As mentioned above, an important development in productivity analysis has been the availability of micro‐level data. However, the range of countries for which such data is available is quite limited. At the same time, some variables, such as human capital, are only available at the aggregate level. Hence, international productivity comparisons have to rely on macro data. In Chapter 11 by Islam, different approaches to TFP measurement are applied to developed and emerging economies, in order to focus on issues such as convergence. Chapter 12 by Jorgenson and Yip, show how the inclusion of endogenous investments in education greatly increases the explanatory power of the economic growth theory. As well as presenting the major results from the application of this approach to OECD countries, the authors provide a useful review and a set of references for anyone wishing to study the issues of capital and labour heterogeneity in more depth.

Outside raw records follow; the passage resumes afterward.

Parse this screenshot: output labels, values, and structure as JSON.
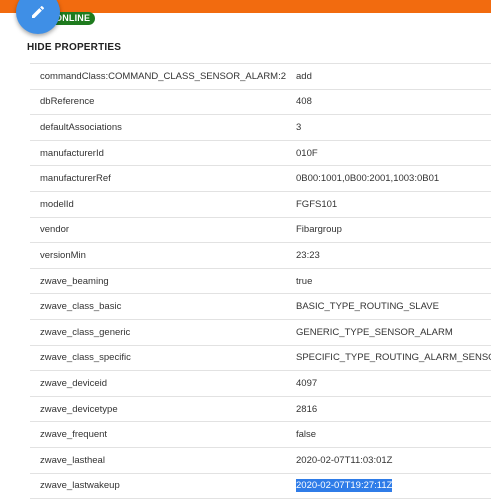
{
  "header": {
    "accent_color": "#f26b0f",
    "edit_button_icon": "pencil-icon",
    "edit_button_color": "#3f8fe6",
    "status_badge": "ONLINE",
    "status_color": "#1e7b1e"
  },
  "properties": {
    "toggle_label": "HIDE PROPERTIES",
    "rows": [
      {
        "key": "commandClass:COMMAND_CLASS_SENSOR_ALARM:2",
        "value": "add"
      },
      {
        "key": "dbReference",
        "value": "408"
      },
      {
        "key": "defaultAssociations",
        "value": "3"
      },
      {
        "key": "manufacturerId",
        "value": "010F"
      },
      {
        "key": "manufacturerRef",
        "value": "0B00:1001,0B00:2001,1003:0B01"
      },
      {
        "key": "modelId",
        "value": "FGFS101"
      },
      {
        "key": "vendor",
        "value": "Fibargroup"
      },
      {
        "key": "versionMin",
        "value": "23:23"
      },
      {
        "key": "zwave_beaming",
        "value": "true"
      },
      {
        "key": "zwave_class_basic",
        "value": "BASIC_TYPE_ROUTING_SLAVE"
      },
      {
        "key": "zwave_class_generic",
        "value": "GENERIC_TYPE_SENSOR_ALARM"
      },
      {
        "key": "zwave_class_specific",
        "value": "SPECIFIC_TYPE_ROUTING_ALARM_SENSOR"
      },
      {
        "key": "zwave_deviceid",
        "value": "4097"
      },
      {
        "key": "zwave_devicetype",
        "value": "2816"
      },
      {
        "key": "zwave_frequent",
        "value": "false"
      },
      {
        "key": "zwave_lastheal",
        "value": "2020-02-07T11:03:01Z"
      },
      {
        "key": "zwave_lastwakeup",
        "value": "2020-02-07T19:27:11Z",
        "selected": true
      }
    ]
  }
}
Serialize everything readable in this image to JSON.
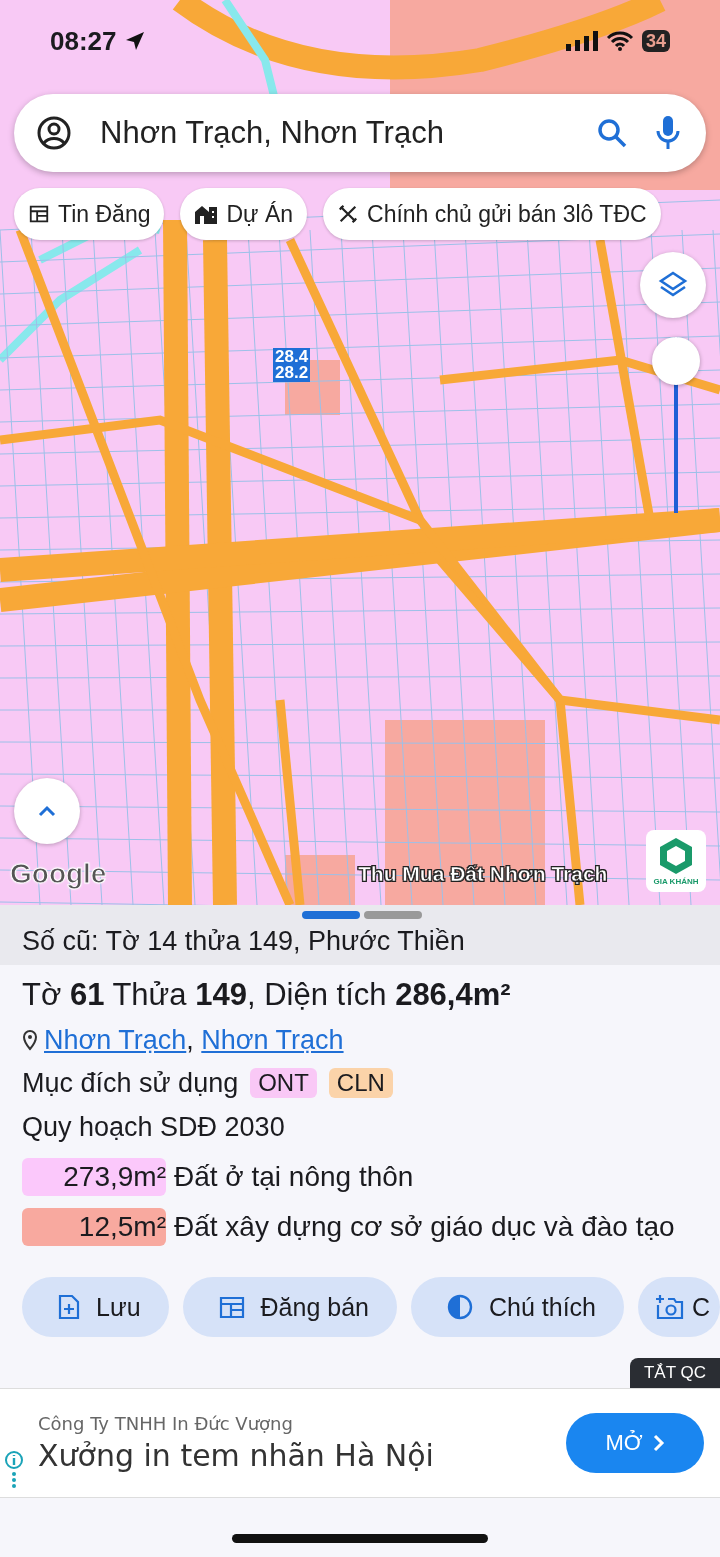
{
  "status_bar": {
    "time": "08:27",
    "battery": "34"
  },
  "search": {
    "value": "Nhơn Trạch, Nhơn Trạch"
  },
  "chips": [
    {
      "kind": "listing",
      "label": "Tin Đăng"
    },
    {
      "kind": "project",
      "label": "Dự Án"
    },
    {
      "kind": "tools",
      "label": "Chính chủ gửi bán 3lô TĐC"
    }
  ],
  "map": {
    "parcel_labels": [
      "28.4",
      "28.2"
    ],
    "attribution": "Google",
    "watermark_text": "Thu Mua Đất Nhơn Trạch",
    "logo_text": "GIA KHÁNH",
    "zoom_slider": {
      "level": 1
    }
  },
  "sheet": {
    "pages": [
      {
        "selected": true
      },
      {
        "selected": false
      }
    ],
    "old_number": "Số cũ: Tờ 14 thửa 149, Phước Thiền",
    "title": "Tờ **61** Thửa **149**, Diện tích **286,4m²**",
    "address": {
      "links": [
        "Nhơn Trạch",
        "Nhơn Trạch"
      ],
      "separator": ","
    },
    "purpose": {
      "label": "Mục đích sử dụng",
      "tags": [
        {
          "text": "ONT",
          "color": "#f9c8f6"
        },
        {
          "text": "CLN",
          "color": "#fbd3a9"
        }
      ]
    },
    "plan_title": "Quy hoạch SDĐ 2030",
    "plan_rows": [
      {
        "area": "273,9m²",
        "label": "Đất ở tại nông thôn",
        "color": "#fbc8fb"
      },
      {
        "area": "12,5m²",
        "label": "Đất xây dựng cơ sở giáo dục và đào tạo",
        "color": "#f8a99f"
      }
    ],
    "actions": [
      {
        "kind": "save",
        "label": "Lưu"
      },
      {
        "kind": "post",
        "label": "Đăng bán"
      },
      {
        "kind": "legend",
        "label": "Chú thích"
      },
      {
        "kind": "camera",
        "label": "C"
      }
    ]
  },
  "ad": {
    "close_label": "TẮT QC",
    "advertiser": "Công Ty TNHH In Đức Vượng",
    "headline": "Xưởng in tem nhãn Hà Nội",
    "button": "MỞ"
  }
}
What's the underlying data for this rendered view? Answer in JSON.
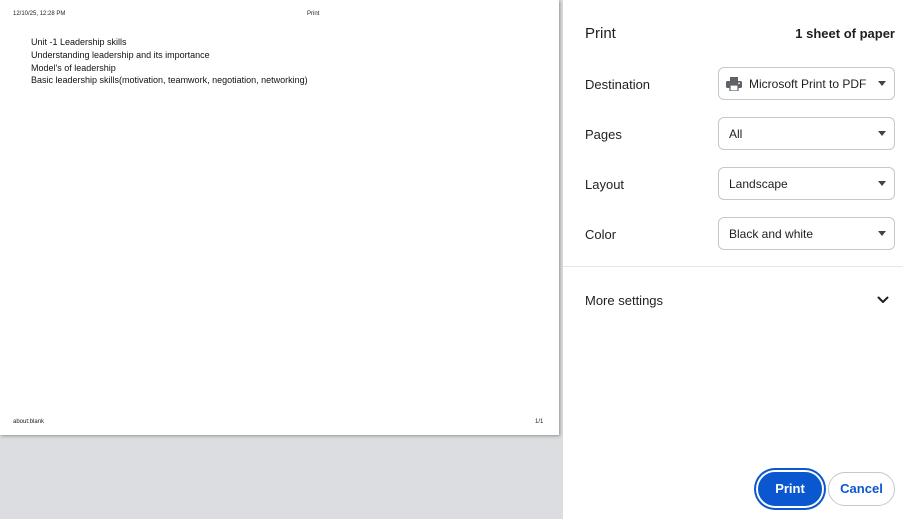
{
  "preview": {
    "header_left": "12/10/25, 12:28 PM",
    "header_center": "Print",
    "lines": [
      "Unit -1 Leadership skills",
      "Understanding leadership and its importance",
      "Model's of leadership",
      "Basic leadership skills(motivation, teamwork, negotiation, networking)"
    ],
    "footer_left": "about:blank",
    "footer_right": "1/1"
  },
  "panel": {
    "title": "Print",
    "sheet_count": "1 sheet of paper",
    "destination": {
      "label": "Destination",
      "value": "Microsoft Print to PDF",
      "icon": "printer-icon"
    },
    "pages": {
      "label": "Pages",
      "value": "All"
    },
    "layout": {
      "label": "Layout",
      "value": "Landscape"
    },
    "color": {
      "label": "Color",
      "value": "Black and white"
    },
    "more_settings": {
      "label": "More settings",
      "icon": "chevron-down-icon"
    }
  },
  "buttons": {
    "print": "Print",
    "cancel": "Cancel"
  },
  "colors": {
    "accent": "#0b57d0",
    "preview_background": "#dcdde0"
  }
}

In Chapter 13, Ball, Fare, Grosskopf and Nehring pursue two objectives: first, they present an alternative methodological tool to TFP calculations, i.e. they base their analysis on the use of Malmquist index of productivity; second, they account for the effect of undesirable outputs, such as the effects of the agricultural use of chemical pesticides and fertilizers on groundwater and surface water quality. In doing so, the authors introduce another new issue in the productivity debate, the importance of the environment. This theme is further developed in the following chapter by Gallop and Swinand, where environmental factors are included in a modified TFP measure, defined as total resource productivity (TRP). The authors show anothers new application of the standard growth accounting framework, that is its extension to the analysis of environmental issues.

The paper by Griliches concludes the volume. In one of the author’s last contributions to economics he reminds the reader of the work that still needs to be done in order to refine the analysis. The main direction of the improvement is towards a better treatments of intangible assets, such as R&D and human capital. Despite the fact that the importance of R&D capital on productivity is emphasised in several papers, a specific contribution on this topic does not appear in the volume. Given the extensive literature on the topic, a summary of the main results would have added to the completeness of the book. Nevertheless, the volume provides a rich contribution to the understanding of productivity analysis and provides several routes for future research.